The Berkeley Patriot also invited former White House chief strategist Stephen K. Bannon and conservative provocateur Ann Coulter to speak during the week, scheduled for Sept. 24-27. Mogulof said the university is not able to confirm the speakers until administrators receive a finalized list from the student group this week.
The university, where the Free Speech Movement began in the 1960s, again became a focal point in national debate about free speech on college campuses in February, when violent protests forced university police to cancel a speech by Yiannopoulos, whom critics call a hatemonger.
In February, police estimated that 150 violent agitators — who were wearing masks and clad in black — smashed windows, set fires and hurled rocks at police, costing $100,000 in damage to the school. The protesters reportedly interrupted much larger peaceful demonstrations.
Following the unrest, President Trump raised the prospect of cutting federal funds to the school, which is a public university.
“If U.C. Berkeley does not allow free speech and practices violence on innocent people with a different point of view — NO FEDERAL FUNDS?” Trump tweeted.

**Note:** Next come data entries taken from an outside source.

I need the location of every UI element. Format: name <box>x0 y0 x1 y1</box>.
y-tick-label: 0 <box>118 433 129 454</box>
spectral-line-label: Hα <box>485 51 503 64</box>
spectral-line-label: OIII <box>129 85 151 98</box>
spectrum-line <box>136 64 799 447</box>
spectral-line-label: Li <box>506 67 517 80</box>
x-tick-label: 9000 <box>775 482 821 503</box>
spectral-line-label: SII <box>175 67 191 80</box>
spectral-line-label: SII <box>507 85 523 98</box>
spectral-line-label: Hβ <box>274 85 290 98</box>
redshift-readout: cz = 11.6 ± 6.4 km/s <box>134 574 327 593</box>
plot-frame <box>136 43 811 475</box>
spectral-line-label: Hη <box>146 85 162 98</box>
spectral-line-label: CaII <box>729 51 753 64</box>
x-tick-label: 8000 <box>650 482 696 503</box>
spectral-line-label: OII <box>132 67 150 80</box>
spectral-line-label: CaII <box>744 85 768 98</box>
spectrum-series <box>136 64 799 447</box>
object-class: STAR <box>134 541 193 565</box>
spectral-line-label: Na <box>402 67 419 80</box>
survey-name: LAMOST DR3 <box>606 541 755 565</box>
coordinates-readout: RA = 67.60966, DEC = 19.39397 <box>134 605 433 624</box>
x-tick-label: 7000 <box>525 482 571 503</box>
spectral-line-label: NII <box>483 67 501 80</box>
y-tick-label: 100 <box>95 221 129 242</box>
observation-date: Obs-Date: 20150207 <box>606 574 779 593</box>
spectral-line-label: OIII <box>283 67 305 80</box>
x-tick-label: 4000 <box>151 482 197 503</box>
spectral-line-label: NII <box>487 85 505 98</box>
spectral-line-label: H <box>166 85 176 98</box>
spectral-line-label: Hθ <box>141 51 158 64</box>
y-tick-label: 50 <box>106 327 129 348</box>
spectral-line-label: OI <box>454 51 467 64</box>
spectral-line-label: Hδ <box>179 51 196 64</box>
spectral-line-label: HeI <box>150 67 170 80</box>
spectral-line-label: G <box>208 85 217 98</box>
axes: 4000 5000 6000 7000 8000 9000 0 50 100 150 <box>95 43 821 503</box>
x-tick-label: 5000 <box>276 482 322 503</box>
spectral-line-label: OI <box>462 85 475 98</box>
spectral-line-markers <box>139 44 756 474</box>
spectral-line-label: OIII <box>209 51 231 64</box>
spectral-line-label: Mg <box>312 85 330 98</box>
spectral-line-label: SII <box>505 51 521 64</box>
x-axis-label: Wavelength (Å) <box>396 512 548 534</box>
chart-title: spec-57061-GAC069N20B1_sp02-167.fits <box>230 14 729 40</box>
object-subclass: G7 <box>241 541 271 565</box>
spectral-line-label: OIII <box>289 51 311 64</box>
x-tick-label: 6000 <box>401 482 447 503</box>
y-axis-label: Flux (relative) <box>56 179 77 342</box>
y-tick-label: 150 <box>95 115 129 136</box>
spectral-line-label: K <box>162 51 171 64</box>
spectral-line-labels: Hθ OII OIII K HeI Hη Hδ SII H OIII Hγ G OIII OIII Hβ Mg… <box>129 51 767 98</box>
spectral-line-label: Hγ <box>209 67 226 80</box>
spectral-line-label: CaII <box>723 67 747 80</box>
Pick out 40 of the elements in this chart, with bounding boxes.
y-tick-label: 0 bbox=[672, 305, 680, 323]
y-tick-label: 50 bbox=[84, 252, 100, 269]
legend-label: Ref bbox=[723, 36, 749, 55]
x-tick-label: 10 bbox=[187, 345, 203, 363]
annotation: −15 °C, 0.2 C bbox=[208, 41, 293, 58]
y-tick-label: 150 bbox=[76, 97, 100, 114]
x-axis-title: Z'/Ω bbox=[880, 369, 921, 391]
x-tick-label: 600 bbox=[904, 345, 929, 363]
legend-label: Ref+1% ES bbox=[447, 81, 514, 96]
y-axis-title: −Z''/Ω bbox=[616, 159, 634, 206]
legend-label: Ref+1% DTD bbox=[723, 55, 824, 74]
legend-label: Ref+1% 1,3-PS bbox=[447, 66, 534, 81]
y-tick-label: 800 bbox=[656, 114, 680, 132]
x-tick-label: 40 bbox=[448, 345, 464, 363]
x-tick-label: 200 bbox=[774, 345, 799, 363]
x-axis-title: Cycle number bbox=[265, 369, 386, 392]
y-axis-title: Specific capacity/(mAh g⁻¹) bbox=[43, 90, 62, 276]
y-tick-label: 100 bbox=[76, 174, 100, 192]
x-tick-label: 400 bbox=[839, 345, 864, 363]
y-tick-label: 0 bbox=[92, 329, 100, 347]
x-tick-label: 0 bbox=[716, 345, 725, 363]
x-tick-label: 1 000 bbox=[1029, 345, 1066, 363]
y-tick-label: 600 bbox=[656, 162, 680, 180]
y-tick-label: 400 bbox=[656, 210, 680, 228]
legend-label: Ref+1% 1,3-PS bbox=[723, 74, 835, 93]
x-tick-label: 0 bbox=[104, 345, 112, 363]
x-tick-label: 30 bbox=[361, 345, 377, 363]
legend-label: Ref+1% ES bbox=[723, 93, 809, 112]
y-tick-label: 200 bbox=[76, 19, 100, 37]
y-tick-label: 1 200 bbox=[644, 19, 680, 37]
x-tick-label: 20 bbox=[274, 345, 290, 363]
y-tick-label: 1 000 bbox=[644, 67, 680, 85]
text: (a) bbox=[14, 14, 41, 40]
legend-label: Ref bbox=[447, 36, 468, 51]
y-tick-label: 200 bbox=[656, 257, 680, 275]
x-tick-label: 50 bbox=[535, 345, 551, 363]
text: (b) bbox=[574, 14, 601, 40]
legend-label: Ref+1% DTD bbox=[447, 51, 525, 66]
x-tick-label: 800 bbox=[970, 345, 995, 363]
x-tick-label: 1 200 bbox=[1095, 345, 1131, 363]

In April, demonstrators again converged on Berkeley to protest a speech by Coulter, which ultimately didn’t happen after a back-and-forth between Coulter and university officials worried they hadn’t been given enough notice to work out security and logistics.
Chancellor Carol Christ promised in a letter to students, faculty and staff last week that this year the university will “invest the necessary resources” to make speeches by Yiannopoulos and conservative columnist Ben Shapiro safe — for both the speakers and the community.
“If you choose to protest, do so peacefully,” Christ wrote. “That is your right, and we will defend it with vigor. We will not tolerate violence, and we will hold anyone accountable who engages in it.”
Arreguin told the Chronicle he “obviously” believes in freedom of speech but that “there is a line between freedom of speech and then posing a risk to public safety.”
“That is where we have to really be very careful — that while protecting people’s free-speech rights, we are not putting our citizens in a potentially dangerous situation and costing the city hundreds of thousands of dollars fixing the windows of businesses,” he said.
Yiannopoulos said Aug. 18 on his website that he hopes the event brings “together liberals, conservatives, and whatever libertarians aren’t too busy mining bitcoin, to celebrate free speech.
“In the not too distant past, that is what every day at American universities was about,” Yiannopoulos said. “Now free speech is shunned, and in some cases violently shut down.”
Shapiro, whose appearance is sponsored by the Berkeley College Republicans, is scheduled to speak Sept. 14. In a Twitter thread on Monday, the editor in chief of the conservative website the DailyWire.com demanded that police “do their jobs and stop violence” if violence breaks out because of his speech.
“The alt-right is repulsive. Antifa is repulsive. We should all stand together against political violence. Join us, Berkeley,” Shapiro tweeted.